Over the past couple of weeks, I’ve been walking the halls of the middle school. During these walks, I’ve run into many former students from my time as an elementary principal.
Every one of them has either yelled, “Ms. Lawson!” to get my attention, or they’ve whispered to a staff member that they know me. When we are brought together for conversation, the looks on their faces are always the same.
They stand before me, shoulders pulled back, and they look me in the eyes, smile and wait. They wait for what I might say. For me to see them and celebrate them. Truly. It’s always the same proud, silent stance for approval. They are certain that I will have something good to say to them and about them, and I do.
I recently ran into a young man who ran for student council and was voted into office. He and I used to talk a lot at recess about leadership and sportsmanship during playground football games. He worked hard to play fair, include others, and let disappointments roll off his back. I told him, “I always knew you were a leader. Remember all of those good talks we used to have about leadership?”
He said, “I do. I do remember that.” And smiled.
Our students want what the rest of us want. We want to be seen and valued for the unique gifts and talents we bring into our schools every day. None of us want to be reminded of our flaws and deficits.
Sometimes, it’s easier to read younger children than it is to read adolescents and adults. The way many kids stand before me in these small encounters makes it so clear how they feel and what they need. Acknowledgement. Connection.
But there are adults in our schools who need the same. Acknowledgement. Connection. To feel valued for their unique contributions to our school communities. And yet, adults don’t often stand before us in silence, shoulders back, waiting to be celebrated. Many of them are hustling away in classrooms with closed doors. Many of them of them hide behind sarcasm when you pass them in our hallways, “How are you?” “Livin’ the dream!”
When we care for our teachers, we are caring for our students. Don’t ever underestimate the power of a kind word, a thoughtful note, a quick and kind classroom visit, a little snack left on someone’s desk.
Growing up, I hid a lot of my pain from teachers-especially in high school. My stepdad was not an easy man to live with. After my senior prom and after prom, I came home from a long, fun night of no sleep, hair and make-up still done, rhinestones in my ears, and he was waiting there to tell me that my car was leaking some oil on our driveway. He demanded that I get out there right this second to scrub the oil off with a bucket and some soap and water. And there I was, sleep-deprived, full-face of make-up and an up-do, on my hands and knees sobbing and scrubbing for neighbors to see.

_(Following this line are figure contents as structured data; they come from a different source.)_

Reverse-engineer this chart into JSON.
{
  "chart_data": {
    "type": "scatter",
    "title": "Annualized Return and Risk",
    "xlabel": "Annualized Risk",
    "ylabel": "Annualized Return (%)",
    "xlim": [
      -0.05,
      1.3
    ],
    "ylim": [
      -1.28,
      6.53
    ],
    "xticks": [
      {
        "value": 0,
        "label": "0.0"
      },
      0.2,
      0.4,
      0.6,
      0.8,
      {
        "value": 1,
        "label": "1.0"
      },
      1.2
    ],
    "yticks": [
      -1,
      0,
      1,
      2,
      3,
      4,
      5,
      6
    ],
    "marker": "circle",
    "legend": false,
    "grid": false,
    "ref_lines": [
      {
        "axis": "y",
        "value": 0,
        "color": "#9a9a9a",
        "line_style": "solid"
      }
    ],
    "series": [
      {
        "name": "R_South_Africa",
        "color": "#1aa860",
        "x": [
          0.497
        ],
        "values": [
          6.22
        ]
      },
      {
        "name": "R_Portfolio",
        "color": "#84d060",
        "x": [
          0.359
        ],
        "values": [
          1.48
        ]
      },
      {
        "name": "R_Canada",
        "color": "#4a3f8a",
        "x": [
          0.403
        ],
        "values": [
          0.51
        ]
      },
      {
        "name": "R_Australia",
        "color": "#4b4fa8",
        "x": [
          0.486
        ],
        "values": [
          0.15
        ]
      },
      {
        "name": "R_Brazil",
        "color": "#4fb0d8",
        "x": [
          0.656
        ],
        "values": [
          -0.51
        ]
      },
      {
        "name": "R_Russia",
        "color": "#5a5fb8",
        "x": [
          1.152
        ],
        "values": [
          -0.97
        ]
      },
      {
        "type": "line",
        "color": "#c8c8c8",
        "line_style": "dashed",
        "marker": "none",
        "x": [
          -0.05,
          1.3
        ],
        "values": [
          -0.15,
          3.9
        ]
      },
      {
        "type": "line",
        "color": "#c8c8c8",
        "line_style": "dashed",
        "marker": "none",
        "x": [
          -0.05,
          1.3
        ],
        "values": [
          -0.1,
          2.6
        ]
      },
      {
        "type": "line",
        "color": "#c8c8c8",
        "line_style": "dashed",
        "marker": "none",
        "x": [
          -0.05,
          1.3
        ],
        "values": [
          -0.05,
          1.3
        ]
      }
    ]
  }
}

That is one small example of many painful, cruel memories that I never shared with a teacher. They will never know all of those small gestures and kind words that helped fill my bucket.
Our students don’t live in a vacuum. There are no two worlds. No two lives. There is one life. There is one real world. School stuff impacts life outside of school. Life stuff impacts stuff inside of school. It’s messy and complicated, but it can be beautiful.
Knowing this gives us great power. Every word and interaction has the power to grow hope in other people. We can grow a sense of hope for the future. We can grow their belief that they are capable beyond on measure. We can grow everyone’s sense of wellbeing. We can remind others that there are good people in this world who will stand in their corner, have their back, and cheer for them.
Kids need that.
Adults need that.
We all need it.
So, don’t think twice about going down that slide at recess, playing, and talking with kids. Do it. This is the work. Don’t worry about whether people will judge you for setting aside that lesson to connect with your students. Do it. This is the work. Don’t stress about whether someone would like that nice, little thing you want to do for them. So what if it’s corny?
Do it anyway. This is the work.
How might you take 30 seconds this week to truly see and celebrate someone else? You might be surprised how your sense of wellbeing will grow through it too.